David Harris to appeal against conviction for hiring hitman
A retired TV producer is to appeal against his conviction for trying to hire a hitman to kill his partner.
David Harris, 68, who had become "besotted" with another woman, was found guilty of offering to pay an undercover policeman £150,000 to murder Hazel Allinson.
His Old Bailey trial heard he wanted to inherit her West Sussex home and elope with sex worker Ugne Cekaviciute, 28.
The Court of Appeal confirmed papers had been lodged for an appeal.
'Kill my wife'
Harris, the former producer of the police drama series The Bill, had claimed he was researching a spy novel and denied solicitation to murder at his trial.
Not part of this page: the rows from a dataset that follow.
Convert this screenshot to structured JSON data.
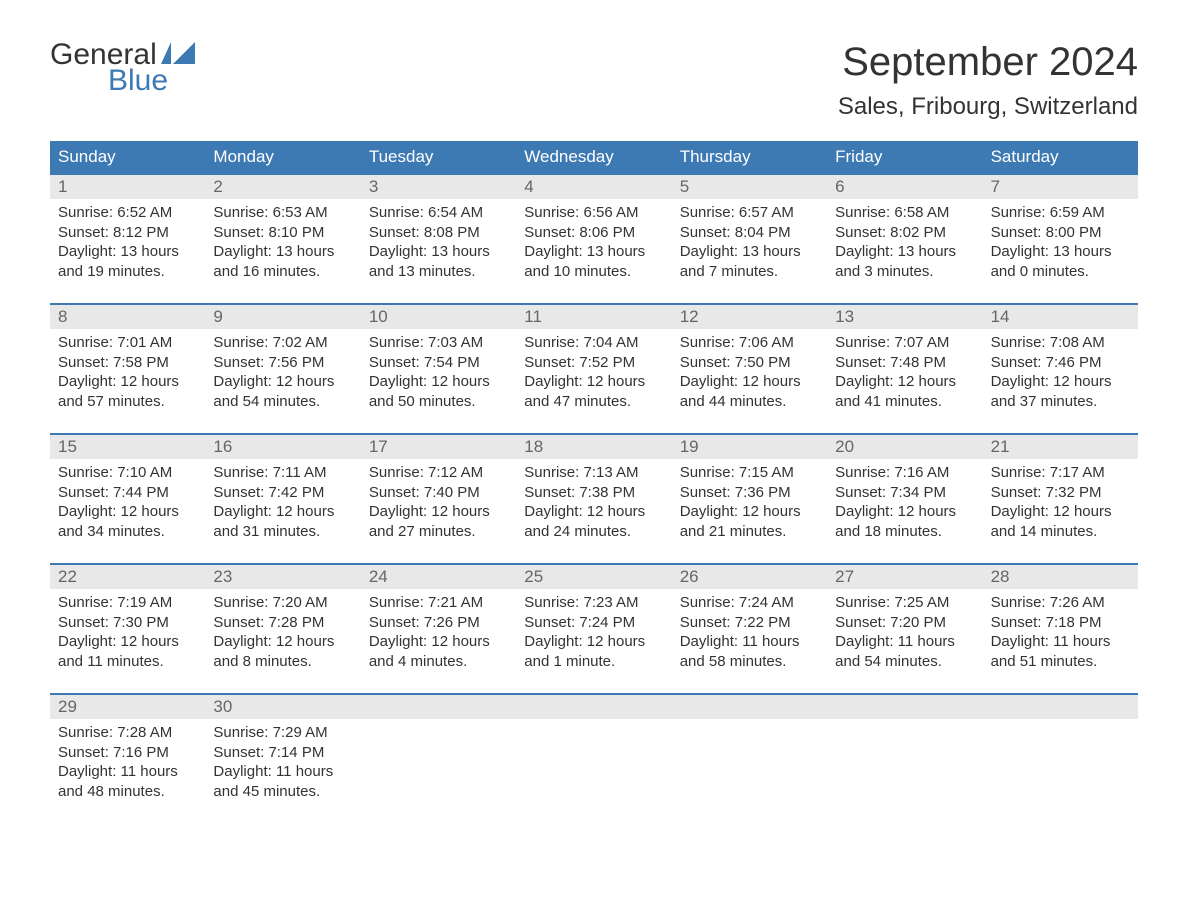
{
  "logo": {
    "line1": "General",
    "line2": "Blue"
  },
  "title": "September 2024",
  "location": "Sales, Fribourg, Switzerland",
  "colors": {
    "header_bg": "#3d79b3",
    "header_text": "#ffffff",
    "daynum_bg": "#e8e8e8",
    "daynum_text": "#666666",
    "body_text": "#333333",
    "logo_blue": "#3d79b3",
    "page_bg": "#ffffff",
    "row_border": "#3d79b3"
  },
  "fonts": {
    "title_size_pt": 30,
    "location_size_pt": 18,
    "weekday_size_pt": 13,
    "daynum_size_pt": 13,
    "cell_size_pt": 11
  },
  "labels": {
    "sunrise": "Sunrise: ",
    "sunset": "Sunset: ",
    "daylight": "Daylight: "
  },
  "weekdays": [
    "Sunday",
    "Monday",
    "Tuesday",
    "Wednesday",
    "Thursday",
    "Friday",
    "Saturday"
  ],
  "weeks": [
    [
      {
        "n": "1",
        "sunrise": "6:52 AM",
        "sunset": "8:12 PM",
        "daylight": "13 hours and 19 minutes."
      },
      {
        "n": "2",
        "sunrise": "6:53 AM",
        "sunset": "8:10 PM",
        "daylight": "13 hours and 16 minutes."
      },
      {
        "n": "3",
        "sunrise": "6:54 AM",
        "sunset": "8:08 PM",
        "daylight": "13 hours and 13 minutes."
      },
      {
        "n": "4",
        "sunrise": "6:56 AM",
        "sunset": "8:06 PM",
        "daylight": "13 hours and 10 minutes."
      },
      {
        "n": "5",
        "sunrise": "6:57 AM",
        "sunset": "8:04 PM",
        "daylight": "13 hours and 7 minutes."
      },
      {
        "n": "6",
        "sunrise": "6:58 AM",
        "sunset": "8:02 PM",
        "daylight": "13 hours and 3 minutes."
      },
      {
        "n": "7",
        "sunrise": "6:59 AM",
        "sunset": "8:00 PM",
        "daylight": "13 hours and 0 minutes."
      }
    ],
    [
      {
        "n": "8",
        "sunrise": "7:01 AM",
        "sunset": "7:58 PM",
        "daylight": "12 hours and 57 minutes."
      },
      {
        "n": "9",
        "sunrise": "7:02 AM",
        "sunset": "7:56 PM",
        "daylight": "12 hours and 54 minutes."
      },
      {
        "n": "10",
        "sunrise": "7:03 AM",
        "sunset": "7:54 PM",
        "daylight": "12 hours and 50 minutes."
      },
      {
        "n": "11",
        "sunrise": "7:04 AM",
        "sunset": "7:52 PM",
        "daylight": "12 hours and 47 minutes."
      },
      {
        "n": "12",
        "sunrise": "7:06 AM",
        "sunset": "7:50 PM",
        "daylight": "12 hours and 44 minutes."
      },
      {
        "n": "13",
        "sunrise": "7:07 AM",
        "sunset": "7:48 PM",
        "daylight": "12 hours and 41 minutes."
      },
      {
        "n": "14",
        "sunrise": "7:08 AM",
        "sunset": "7:46 PM",
        "daylight": "12 hours and 37 minutes."
      }
    ],
    [
      {
        "n": "15",
        "sunrise": "7:10 AM",
        "sunset": "7:44 PM",
        "daylight": "12 hours and 34 minutes."
      },
      {
        "n": "16",
        "sunrise": "7:11 AM",
        "sunset": "7:42 PM",
        "daylight": "12 hours and 31 minutes."
      },
      {
        "n": "17",
        "sunrise": "7:12 AM",
        "sunset": "7:40 PM",
        "daylight": "12 hours and 27 minutes."
      },
      {
        "n": "18",
        "sunrise": "7:13 AM",
        "sunset": "7:38 PM",
        "daylight": "12 hours and 24 minutes."
      },
      {
        "n": "19",
        "sunrise": "7:15 AM",
        "sunset": "7:36 PM",
        "daylight": "12 hours and 21 minutes."
      },
      {
        "n": "20",
        "sunrise": "7:16 AM",
        "sunset": "7:34 PM",
        "daylight": "12 hours and 18 minutes."
      },
      {
        "n": "21",
        "sunrise": "7:17 AM",
        "sunset": "7:32 PM",
        "daylight": "12 hours and 14 minutes."
      }
    ],
    [
      {
        "n": "22",
        "sunrise": "7:19 AM",
        "sunset": "7:30 PM",
        "daylight": "12 hours and 11 minutes."
      },
      {
        "n": "23",
        "sunrise": "7:20 AM",
        "sunset": "7:28 PM",
        "daylight": "12 hours and 8 minutes."
      },
      {
        "n": "24",
        "sunrise": "7:21 AM",
        "sunset": "7:26 PM",
        "daylight": "12 hours and 4 minutes."
      },
      {
        "n": "25",
        "sunrise": "7:23 AM",
        "sunset": "7:24 PM",
        "daylight": "12 hours and 1 minute."
      },
      {
        "n": "26",
        "sunrise": "7:24 AM",
        "sunset": "7:22 PM",
        "daylight": "11 hours and 58 minutes."
      },
      {
        "n": "27",
        "sunrise": "7:25 AM",
        "sunset": "7:20 PM",
        "daylight": "11 hours and 54 minutes."
      },
      {
        "n": "28",
        "sunrise": "7:26 AM",
        "sunset": "7:18 PM",
        "daylight": "11 hours and 51 minutes."
      }
    ],
    [
      {
        "n": "29",
        "sunrise": "7:28 AM",
        "sunset": "7:16 PM",
        "daylight": "11 hours and 48 minutes."
      },
      {
        "n": "30",
        "sunrise": "7:29 AM",
        "sunset": "7:14 PM",
        "daylight": "11 hours and 45 minutes."
      },
      null,
      null,
      null,
      null,
      null
    ]
  ]
}
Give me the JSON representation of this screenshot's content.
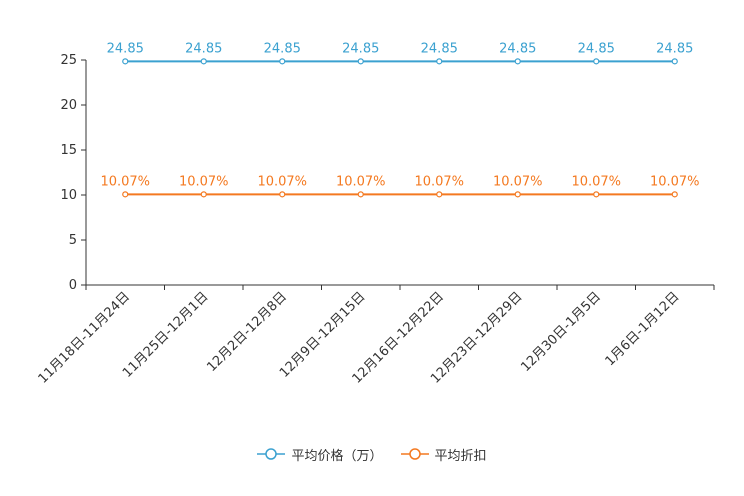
{
  "chart_data": {
    "type": "line",
    "title": "",
    "xlabel": "",
    "ylabel": "",
    "categories": [
      "11月18日-11月24日",
      "11月25日-12月1日",
      "12月2日-12月8日",
      "12月9日-12月15日",
      "12月16日-12月22日",
      "12月23日-12月29日",
      "12月30日-1月5日",
      "1月6日-1月12日"
    ],
    "ylim": [
      0,
      25
    ],
    "yticks": [
      0,
      5,
      10,
      15,
      20,
      25
    ],
    "series": [
      {
        "name": "平均价格（万）",
        "color": "#3ba1d0",
        "values": [
          24.85,
          24.85,
          24.85,
          24.85,
          24.85,
          24.85,
          24.85,
          24.85
        ],
        "labels": [
          "24.85",
          "24.85",
          "24.85",
          "24.85",
          "24.85",
          "24.85",
          "24.85",
          "24.85"
        ]
      },
      {
        "name": "平均折扣",
        "color": "#f47920",
        "values": [
          10.07,
          10.07,
          10.07,
          10.07,
          10.07,
          10.07,
          10.07,
          10.07
        ],
        "labels": [
          "10.07%",
          "10.07%",
          "10.07%",
          "10.07%",
          "10.07%",
          "10.07%",
          "10.07%",
          "10.07%"
        ]
      }
    ],
    "legend_position": "bottom-center"
  }
}
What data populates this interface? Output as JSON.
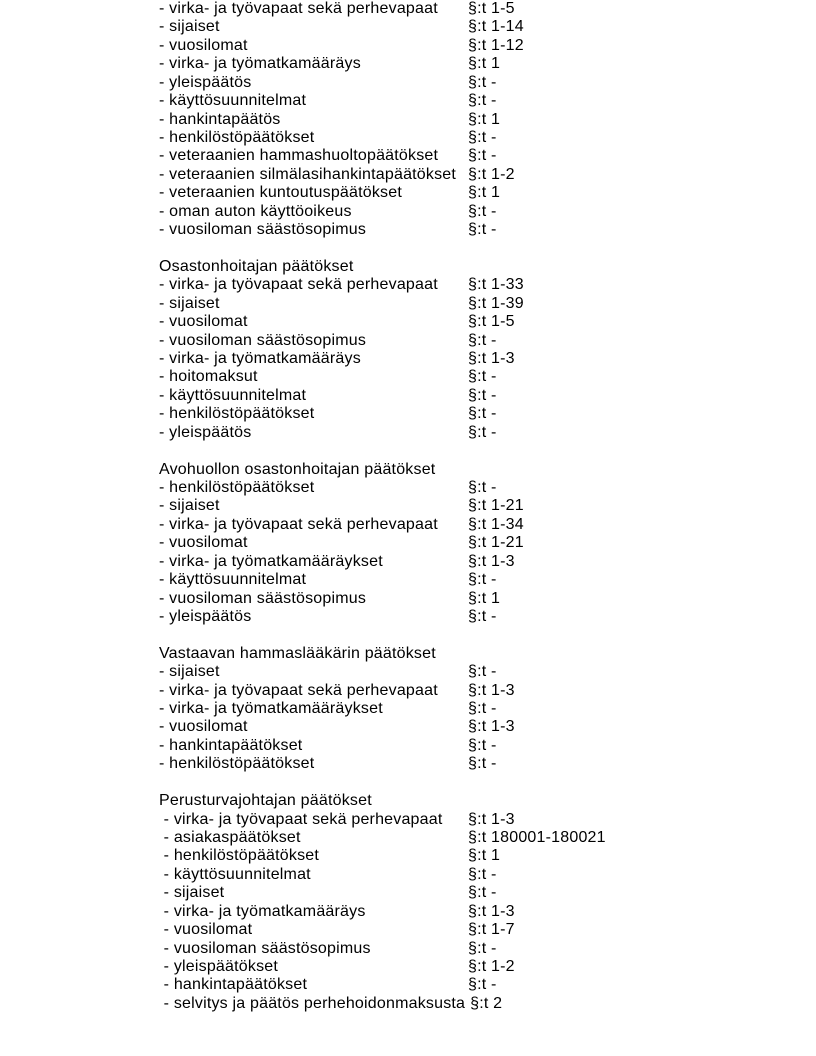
{
  "page": {
    "background": "#ffffff",
    "text_color": "#000000"
  },
  "document": {
    "sections": [
      {
        "title": "",
        "items": [
          {
            "label": "- virka- ja työvapaat sekä perhevapaat",
            "value": "§:t 1-5"
          },
          {
            "label": "- sijaiset",
            "value": "§:t 1-14"
          },
          {
            "label": "- vuosilomat",
            "value": "§:t 1-12"
          },
          {
            "label": "- virka- ja työmatkamääräys",
            "value": "§:t 1"
          },
          {
            "label": "- yleispäätös",
            "value": "§:t -"
          },
          {
            "label": "- käyttösuunnitelmat",
            "value": "§:t -"
          },
          {
            "label": "- hankintapäätös",
            "value": "§:t 1"
          },
          {
            "label": "- henkilöstöpäätökset",
            "value": "§:t -"
          },
          {
            "label": "- veteraanien hammashuoltopäätökset",
            "value": "§:t -"
          },
          {
            "label": "- veteraanien silmälasihankintapäätökset",
            "value": "§:t 1-2"
          },
          {
            "label": "- veteraanien kuntoutuspäätökset",
            "value": "§:t 1"
          },
          {
            "label": "- oman auton käyttöoikeus",
            "value": "§:t -"
          },
          {
            "label": "- vuosiloman säästösopimus",
            "value": "§:t -"
          }
        ]
      },
      {
        "title": "Osastonhoitajan päätökset",
        "items": [
          {
            "label": "- virka- ja työvapaat sekä perhevapaat",
            "value": "§:t 1-33"
          },
          {
            "label": "- sijaiset",
            "value": "§:t 1-39"
          },
          {
            "label": "- vuosilomat",
            "value": "§:t 1-5"
          },
          {
            "label": "- vuosiloman säästösopimus",
            "value": "§:t -"
          },
          {
            "label": "- virka- ja työmatkamääräys",
            "value": "§:t 1-3"
          },
          {
            "label": "- hoitomaksut",
            "value": "§:t -"
          },
          {
            "label": "- käyttösuunnitelmat",
            "value": "§:t -"
          },
          {
            "label": "- henkilöstöpäätökset",
            "value": "§:t -"
          },
          {
            "label": "- yleispäätös",
            "value": "§:t -"
          }
        ]
      },
      {
        "title": "Avohuollon osastonhoitajan päätökset",
        "items": [
          {
            "label": "- henkilöstöpäätökset",
            "value": "§:t -"
          },
          {
            "label": "- sijaiset",
            "value": "§:t 1-21"
          },
          {
            "label": "- virka- ja työvapaat sekä perhevapaat",
            "value": "§:t 1-34"
          },
          {
            "label": "- vuosilomat",
            "value": "§:t 1-21"
          },
          {
            "label": "- virka- ja työmatkamääräykset",
            "value": "§:t 1-3"
          },
          {
            "label": "- käyttösuunnitelmat",
            "value": "§:t -"
          },
          {
            "label": "- vuosiloman säästösopimus",
            "value": "§:t 1"
          },
          {
            "label": "- yleispäätös",
            "value": "§:t -"
          }
        ]
      },
      {
        "title": "Vastaavan hammaslääkärin päätökset",
        "items": [
          {
            "label": "- sijaiset",
            "value": "§:t -"
          },
          {
            "label": "- virka- ja työvapaat sekä perhevapaat",
            "value": "§:t 1-3"
          },
          {
            "label": "- virka- ja työmatkamääräykset",
            "value": "§:t -"
          },
          {
            "label": "- vuosilomat",
            "value": "§:t 1-3"
          },
          {
            "label": "- hankintapäätökset",
            "value": "§:t -"
          },
          {
            "label": "- henkilöstöpäätökset",
            "value": "§:t -"
          }
        ]
      },
      {
        "title": "Perusturvajohtajan päätökset",
        "items": [
          {
            "label": " - virka- ja työvapaat sekä perhevapaat",
            "value": "§:t 1-3"
          },
          {
            "label": " - asiakaspäätökset",
            "value": "§:t 180001-180021"
          },
          {
            "label": " - henkilöstöpäätökset",
            "value": "§:t 1"
          },
          {
            "label": " - käyttösuunnitelmat",
            "value": "§:t -"
          },
          {
            "label": " - sijaiset",
            "value": "§:t -"
          },
          {
            "label": " - virka- ja työmatkamääräys",
            "value": "§:t 1-3"
          },
          {
            "label": " - vuosilomat",
            "value": "§:t 1-7"
          },
          {
            "label": " - vuosiloman säästösopimus",
            "value": "§:t -"
          },
          {
            "label": " - yleispäätökset",
            "value": "§:t 1-2"
          },
          {
            "label": " - hankintapäätökset",
            "value": "§:t -"
          },
          {
            "label": " - selvitys ja päätös perhehoidonmaksusta",
            "value": "§:t 2"
          }
        ]
      }
    ]
  }
}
But the retired producer was caught when the police officer posing as a would-be hitman taped a conversation in which Harris said he was "100% sure" he wanted his partner dead.
The jury was told Harris had mounting debts and was desperate to inherit his partner's £800,000 home in Amberley and set up home with Ms Cekaviciute.
The Old Bailey was told Harris had approached London mechanic Christopher May in March 2016 and said: "I'm offering you £250,000 to kill my wife."
In November 2016 he met an undercover policeman posing as a hitman called Chris in the car park of Sainsbury's in Balham, south London.
They were introduced by a 6ft 3in "man mountain" called Zed, to whom Harris had previously given Ms Allinson's details and a photograph.
Unknown to Harris, Zed, whose real name is Duke Dean, had already reported him to City of London Police, the court was told.
Jailing Harris for 17 years in July, Judge Anne Molyneux QC said: "For your pipe dream, for your obsessive infatuation with a young woman, Ms Allinson, who had protected and nurtured you, was to die a painful and terrifying death in an isolated spot.
"Her death was to fund your life. You had used her until she had outlasted her usefulness to you."